C’est au Collège de France, dans le cadre du colloque sur « l’intelligence artificielle au service de l’humanité », qu’il s’exprimera, accompagné du ministre de l’Économie Bruno Le Maire et du secrétaire d’État chargé du numérique Mounir Mahjoubi.

Plusieurs grandes entreprises étrangères sur le point de s’implanter sur le sol français

Dès hier, plusieurs chercheurs internationaux ont été reçus à l’Élysée. L’opération n’est pas sans rappeler le sommet « Choose France » organisé à Versailles au mois de janvier pour convaincre les groupes étrangers de s’implanter et de se développer dans l’Hexagone. Emmanuel Macron pourrait évoquer dans son discours les projets qui se concrétisent actuellement en France.

La veille, le géant coréen Samsung a annoncé qu’il installerait son troisième centre de recherche en France, après la Corée du Sud et les États-Unis. Le japonais Fujitsu a précisé lui qu’il accélérait sa présence sur son site français. En janvier, Google a annoncé qu’il ouvrait son centre de recherche et développement en Île-de-France : mercredi, la firme californienne a officialisé son premier recrutement.
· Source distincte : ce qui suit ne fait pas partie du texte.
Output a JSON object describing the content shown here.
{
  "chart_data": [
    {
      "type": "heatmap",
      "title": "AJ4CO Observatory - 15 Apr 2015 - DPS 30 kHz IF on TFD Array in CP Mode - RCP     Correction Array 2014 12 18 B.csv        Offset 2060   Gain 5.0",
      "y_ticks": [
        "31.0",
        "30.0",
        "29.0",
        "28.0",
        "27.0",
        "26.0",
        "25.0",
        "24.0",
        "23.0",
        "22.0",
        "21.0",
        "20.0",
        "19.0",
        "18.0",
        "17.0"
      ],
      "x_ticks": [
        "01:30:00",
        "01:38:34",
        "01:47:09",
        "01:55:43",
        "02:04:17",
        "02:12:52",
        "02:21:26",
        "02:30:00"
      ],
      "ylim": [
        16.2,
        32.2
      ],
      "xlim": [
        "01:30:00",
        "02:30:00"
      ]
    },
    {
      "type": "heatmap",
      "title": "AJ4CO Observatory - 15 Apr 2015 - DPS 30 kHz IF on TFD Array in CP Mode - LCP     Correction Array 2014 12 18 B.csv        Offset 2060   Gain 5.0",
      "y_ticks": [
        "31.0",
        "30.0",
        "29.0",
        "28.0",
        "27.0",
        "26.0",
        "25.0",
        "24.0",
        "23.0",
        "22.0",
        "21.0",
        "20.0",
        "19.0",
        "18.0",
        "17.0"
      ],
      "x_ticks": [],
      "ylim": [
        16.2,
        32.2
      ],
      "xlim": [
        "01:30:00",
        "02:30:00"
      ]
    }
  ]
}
Le discours présidentiel est un événement concomitant avec la remise mercredi du rapport conduit par le député (LREM) Cédric Villani. Le mathématicien dresse une série de pistes et de recommandations pour que la France soit à la pointe de l’intelligence artificielle. L’élu de l’Essonne invite à se concentrer sur quatre grands secteurs : l’application dans le domaine de la santé (c’est d’ailleurs l’objet d’un déplacement d’Emmanuel Macron ce matin à l’Institut Curie), l’environnement, le transport et la défense.
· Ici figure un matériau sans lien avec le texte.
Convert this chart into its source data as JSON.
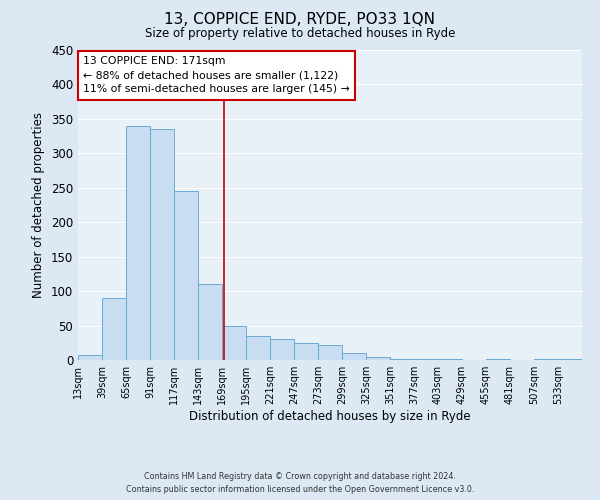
{
  "title": "13, COPPICE END, RYDE, PO33 1QN",
  "subtitle": "Size of property relative to detached houses in Ryde",
  "xlabel": "Distribution of detached houses by size in Ryde",
  "ylabel": "Number of detached properties",
  "bin_edges": [
    13,
    39,
    65,
    91,
    117,
    143,
    169,
    195,
    221,
    247,
    273,
    299,
    325,
    351,
    377,
    403,
    429,
    455,
    481,
    507,
    533,
    559
  ],
  "bar_values": [
    7,
    90,
    340,
    335,
    245,
    110,
    50,
    35,
    30,
    25,
    22,
    10,
    5,
    1,
    1,
    1,
    0,
    1,
    0,
    1,
    1
  ],
  "bar_color": "#c9ddf2",
  "bar_edge_color": "#6aaad4",
  "vline_x": 171,
  "vline_color": "#cc0000",
  "ylim": [
    0,
    450
  ],
  "yticks": [
    0,
    50,
    100,
    150,
    200,
    250,
    300,
    350,
    400,
    450
  ],
  "xtick_labels": [
    "13sqm",
    "39sqm",
    "65sqm",
    "91sqm",
    "117sqm",
    "143sqm",
    "169sqm",
    "195sqm",
    "221sqm",
    "247sqm",
    "273sqm",
    "299sqm",
    "325sqm",
    "351sqm",
    "377sqm",
    "403sqm",
    "429sqm",
    "455sqm",
    "481sqm",
    "507sqm",
    "533sqm"
  ],
  "annotation_title": "13 COPPICE END: 171sqm",
  "annotation_line1": "← 88% of detached houses are smaller (1,122)",
  "annotation_line2": "11% of semi-detached houses are larger (145) →",
  "annotation_box_color": "#ffffff",
  "annotation_border_color": "#cc0000",
  "footer1": "Contains HM Land Registry data © Crown copyright and database right 2024.",
  "footer2": "Contains public sector information licensed under the Open Government Licence v3.0.",
  "background_color": "#dce9f5",
  "plot_background_color": "#e8f0f8",
  "grid_color": "#ffffff"
}
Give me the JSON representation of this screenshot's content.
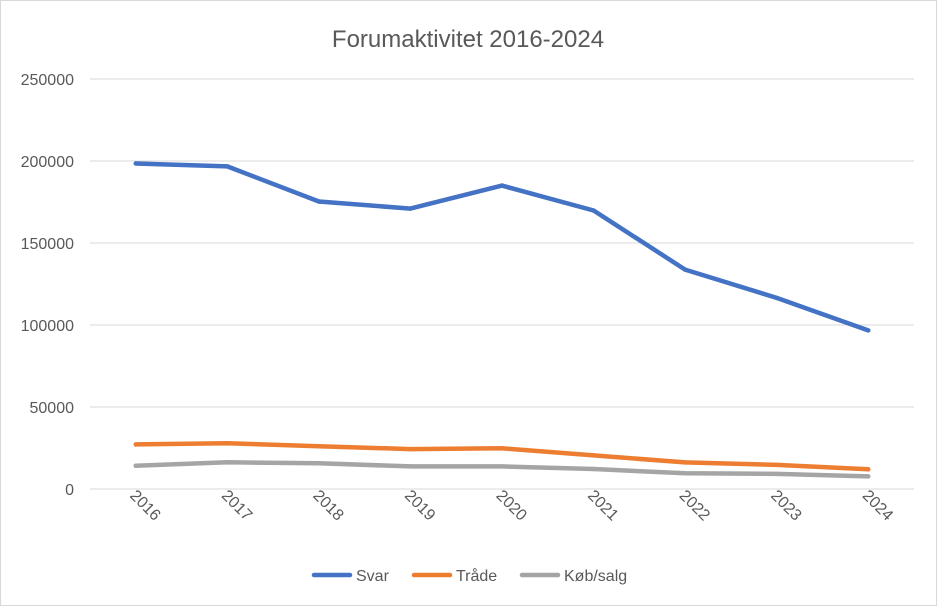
{
  "chart_data": {
    "type": "line",
    "title": "Forumaktivitet 2016-2024",
    "xlabel": "",
    "ylabel": "",
    "categories": [
      "2016",
      "2017",
      "2018",
      "2019",
      "2020",
      "2021",
      "2022",
      "2023",
      "2024"
    ],
    "ylim": [
      0,
      250000
    ],
    "yticks": [
      0,
      50000,
      100000,
      150000,
      200000,
      250000
    ],
    "grid": true,
    "legend_position": "bottom",
    "series": [
      {
        "name": "Svar",
        "color": "#4472c4",
        "values": [
          198500,
          196700,
          175300,
          171000,
          185000,
          169800,
          133800,
          116500,
          96700
        ]
      },
      {
        "name": "Tråde",
        "color": "#ed7d31",
        "values": [
          27200,
          27900,
          26100,
          24300,
          24800,
          20500,
          16200,
          14700,
          12000
        ]
      },
      {
        "name": "Køb/salg",
        "color": "#a5a5a5",
        "values": [
          14200,
          16300,
          15700,
          13800,
          13800,
          12200,
          9600,
          9200,
          7700
        ]
      }
    ]
  }
}
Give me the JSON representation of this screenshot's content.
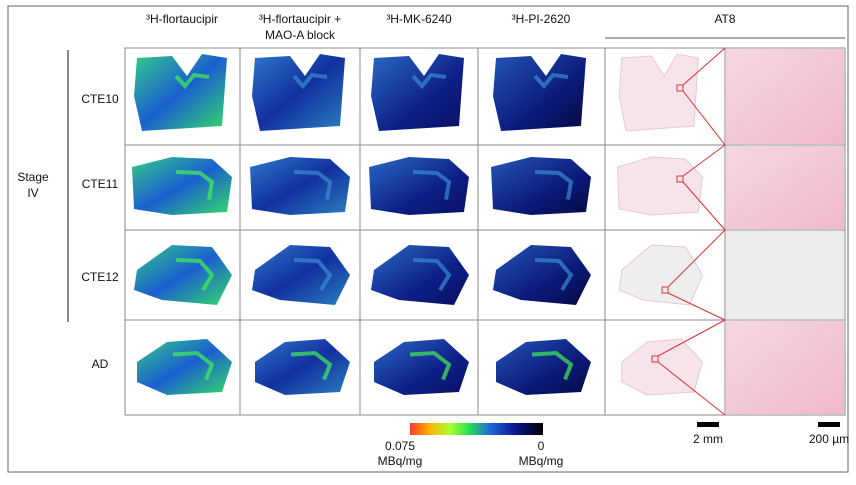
{
  "columns": [
    "³H-flortaucipir",
    "³H-flortaucipir + MAO-A block",
    "³H-MK-6240",
    "³H-PI-2620"
  ],
  "at8_header": "AT8",
  "group_label": "Stage IV",
  "rows": [
    "CTE10",
    "CTE11",
    "CTE12",
    "AD"
  ],
  "colorbar": {
    "max_label": "0.075",
    "min_label": "0",
    "unit": "MBq/mg"
  },
  "scale_bars": [
    "2 mm",
    "200 µm"
  ]
}
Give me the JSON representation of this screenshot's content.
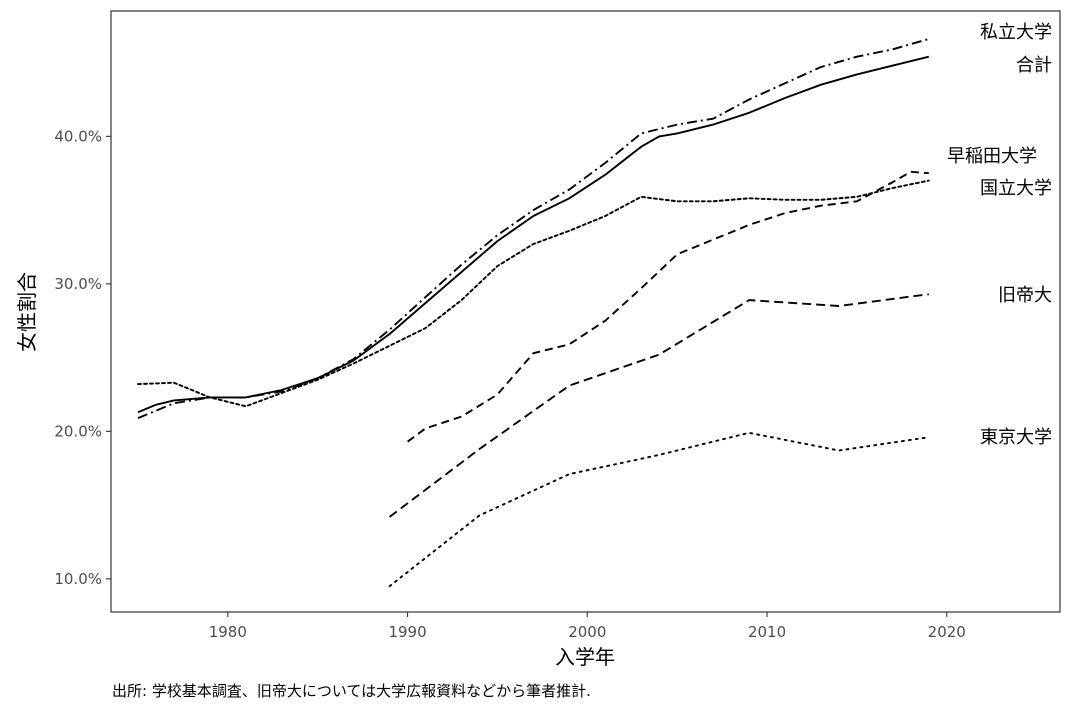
{
  "chart_data": {
    "type": "line",
    "xlabel": "入学年",
    "ylabel": "女性割合",
    "xlim": [
      1973.5,
      2026.3
    ],
    "ylim": [
      7.75,
      48.5
    ],
    "x_ticks": [
      1980,
      1990,
      2000,
      2010,
      2020
    ],
    "y_ticks": [
      10,
      20,
      30,
      40
    ],
    "y_tick_labels": [
      "10.0%",
      "20.0%",
      "30.0%",
      "40.0%"
    ],
    "grid": false,
    "legend": "none (direct labels at line ends)",
    "series": [
      {
        "name": "私立大学",
        "line_style": "dashdot",
        "x": [
          1975,
          1977,
          1979,
          1981,
          1983,
          1985,
          1987,
          1989,
          1991,
          1993,
          1995,
          1997,
          1999,
          2001,
          2003,
          2005,
          2007,
          2009,
          2011,
          2013,
          2015,
          2017,
          2019
        ],
        "values": [
          20.9,
          21.9,
          22.3,
          22.3,
          22.7,
          23.6,
          24.9,
          26.9,
          29.1,
          31.3,
          33.3,
          35.0,
          36.4,
          38.2,
          40.2,
          40.8,
          41.2,
          42.5,
          43.6,
          44.7,
          45.4,
          45.9,
          46.6
        ]
      },
      {
        "name": "合計",
        "line_style": "solid",
        "x": [
          1975,
          1976,
          1977,
          1979,
          1981,
          1983,
          1985,
          1987,
          1989,
          1991,
          1993,
          1995,
          1997,
          1999,
          2001,
          2003,
          2004,
          2005,
          2007,
          2009,
          2011,
          2013,
          2015,
          2017,
          2019
        ],
        "values": [
          21.3,
          21.8,
          22.1,
          22.3,
          22.3,
          22.8,
          23.6,
          24.8,
          26.6,
          28.7,
          30.8,
          32.9,
          34.6,
          35.8,
          37.4,
          39.3,
          40.0,
          40.2,
          40.8,
          41.6,
          42.6,
          43.5,
          44.2,
          44.8,
          45.4
        ]
      },
      {
        "name": "早稲田大学",
        "line_style": "dashed",
        "x": [
          1990,
          1991,
          1993,
          1995,
          1997,
          1999,
          2001,
          2003,
          2005,
          2007,
          2009,
          2011,
          2013,
          2015,
          2017,
          2018,
          2019
        ],
        "values": [
          19.3,
          20.2,
          21.0,
          22.5,
          25.3,
          25.9,
          27.5,
          29.7,
          32.0,
          33.0,
          34.0,
          34.8,
          35.3,
          35.6,
          36.9,
          37.6,
          37.5
        ]
      },
      {
        "name": "国立大学",
        "line_style": "dotted",
        "x": [
          1975,
          1977,
          1979,
          1981,
          1983,
          1985,
          1987,
          1989,
          1991,
          1993,
          1995,
          1997,
          1999,
          2001,
          2003,
          2005,
          2007,
          2009,
          2011,
          2013,
          2015,
          2017,
          2019
        ],
        "values": [
          23.2,
          23.3,
          22.3,
          21.7,
          22.6,
          23.5,
          24.6,
          25.8,
          27.0,
          28.9,
          31.2,
          32.7,
          33.6,
          34.6,
          35.9,
          35.6,
          35.6,
          35.8,
          35.7,
          35.7,
          35.9,
          36.5,
          37.0
        ]
      },
      {
        "name": "旧帝大",
        "line_style": "long-dashed",
        "x": [
          1989,
          1994,
          1999,
          2004,
          2009,
          2014,
          2019
        ],
        "values": [
          14.2,
          18.8,
          23.1,
          25.2,
          28.9,
          28.5,
          29.3
        ]
      },
      {
        "name": "東京大学",
        "line_style": "sparse-dotted",
        "x": [
          1989,
          1994,
          1999,
          2004,
          2009,
          2014,
          2019
        ],
        "values": [
          9.5,
          14.3,
          17.1,
          18.4,
          19.9,
          18.7,
          19.6
        ]
      }
    ]
  },
  "caption": "出所: 学校基本調査、旧帝大については大学広報資料などから筆者推計."
}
Les travaux de la mission de Cédric Villani abordent divers points, de la gestion des données, « matière première » pour l’intelligence artificielle, aux impacts sur l’emploi, en passant par l’encadrement des algorithmes et des technologies comme les objets connectés ou le véhicule autonome. Autant de questions qui avaient fait l’objet d’un précédent rapport, dans le cadre de l'Office parlementaire d'évaluation des choix scientifiques et technologiques (OPECST).

Doublement du salaire des jeunes chercheurs ?
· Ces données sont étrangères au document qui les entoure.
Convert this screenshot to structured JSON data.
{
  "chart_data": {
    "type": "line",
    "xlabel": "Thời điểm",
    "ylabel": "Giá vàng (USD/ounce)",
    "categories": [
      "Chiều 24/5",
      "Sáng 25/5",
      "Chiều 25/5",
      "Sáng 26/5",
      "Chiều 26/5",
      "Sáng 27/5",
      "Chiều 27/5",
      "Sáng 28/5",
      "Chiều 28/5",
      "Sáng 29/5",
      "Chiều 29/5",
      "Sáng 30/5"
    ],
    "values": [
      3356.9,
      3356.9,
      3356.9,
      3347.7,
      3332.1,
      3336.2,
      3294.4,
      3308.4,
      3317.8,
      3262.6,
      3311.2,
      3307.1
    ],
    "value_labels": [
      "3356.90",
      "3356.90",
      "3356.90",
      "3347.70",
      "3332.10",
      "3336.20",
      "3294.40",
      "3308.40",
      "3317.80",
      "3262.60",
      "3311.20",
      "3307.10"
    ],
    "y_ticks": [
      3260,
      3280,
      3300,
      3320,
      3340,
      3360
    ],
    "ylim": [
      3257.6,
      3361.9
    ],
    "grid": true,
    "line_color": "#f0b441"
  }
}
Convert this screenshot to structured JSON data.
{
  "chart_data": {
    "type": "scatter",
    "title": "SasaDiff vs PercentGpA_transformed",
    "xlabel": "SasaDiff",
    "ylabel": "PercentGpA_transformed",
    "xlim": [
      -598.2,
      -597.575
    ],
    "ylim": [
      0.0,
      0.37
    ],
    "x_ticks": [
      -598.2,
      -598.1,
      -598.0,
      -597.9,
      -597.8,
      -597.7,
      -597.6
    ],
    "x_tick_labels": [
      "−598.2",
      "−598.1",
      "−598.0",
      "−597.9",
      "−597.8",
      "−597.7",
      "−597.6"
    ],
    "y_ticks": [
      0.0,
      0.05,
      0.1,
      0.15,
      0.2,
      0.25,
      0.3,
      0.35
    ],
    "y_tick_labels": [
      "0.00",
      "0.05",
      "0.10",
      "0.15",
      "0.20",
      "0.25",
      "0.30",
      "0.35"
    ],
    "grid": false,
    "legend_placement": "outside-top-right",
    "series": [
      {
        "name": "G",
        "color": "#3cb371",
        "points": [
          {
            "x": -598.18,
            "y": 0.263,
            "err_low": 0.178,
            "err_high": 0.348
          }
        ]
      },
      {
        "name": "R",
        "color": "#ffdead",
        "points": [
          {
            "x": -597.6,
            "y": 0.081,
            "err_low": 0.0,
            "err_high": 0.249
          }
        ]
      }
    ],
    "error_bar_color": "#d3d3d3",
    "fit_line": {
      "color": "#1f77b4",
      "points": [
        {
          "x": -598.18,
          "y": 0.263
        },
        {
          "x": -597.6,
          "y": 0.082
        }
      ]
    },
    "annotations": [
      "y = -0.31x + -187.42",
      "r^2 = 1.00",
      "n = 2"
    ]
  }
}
Parmi ses recommandations les plus fortes, le député de l’Essonne propose de « doubler » les salaires des chercheurs en début de carrière pour réduire l’écart avec certains pays. « On préconise un encouragement à la recherche fondamentale », nous expliquait au mois de juillet la sénatrice Dominique Gillot.

Cette ambition sur la recherche se décline également sur la formation. Le parlementaire entend tripler le nombre de personnes formées chaque année à l’intelligence artificielle, en ouvrant des formations à BAC+2.

Reste la question des moyens de ces ambitions. Reconnaissant devant les journalistes des Échos que le « sujet est global », car interministériel, le rapport du mathématicien ne fait pas mention de budgets concrets. Le fonds pour l’innovation de rupture, doté de 10 milliards d’euros et financé par les cessions d'actifs et les privatisations, ou encore les 15 milliards d’euros du grand plan d’investissement, pourrait être mis à contribution. Cet après-midi, Emmanuel Macron présentera ses arbitrages.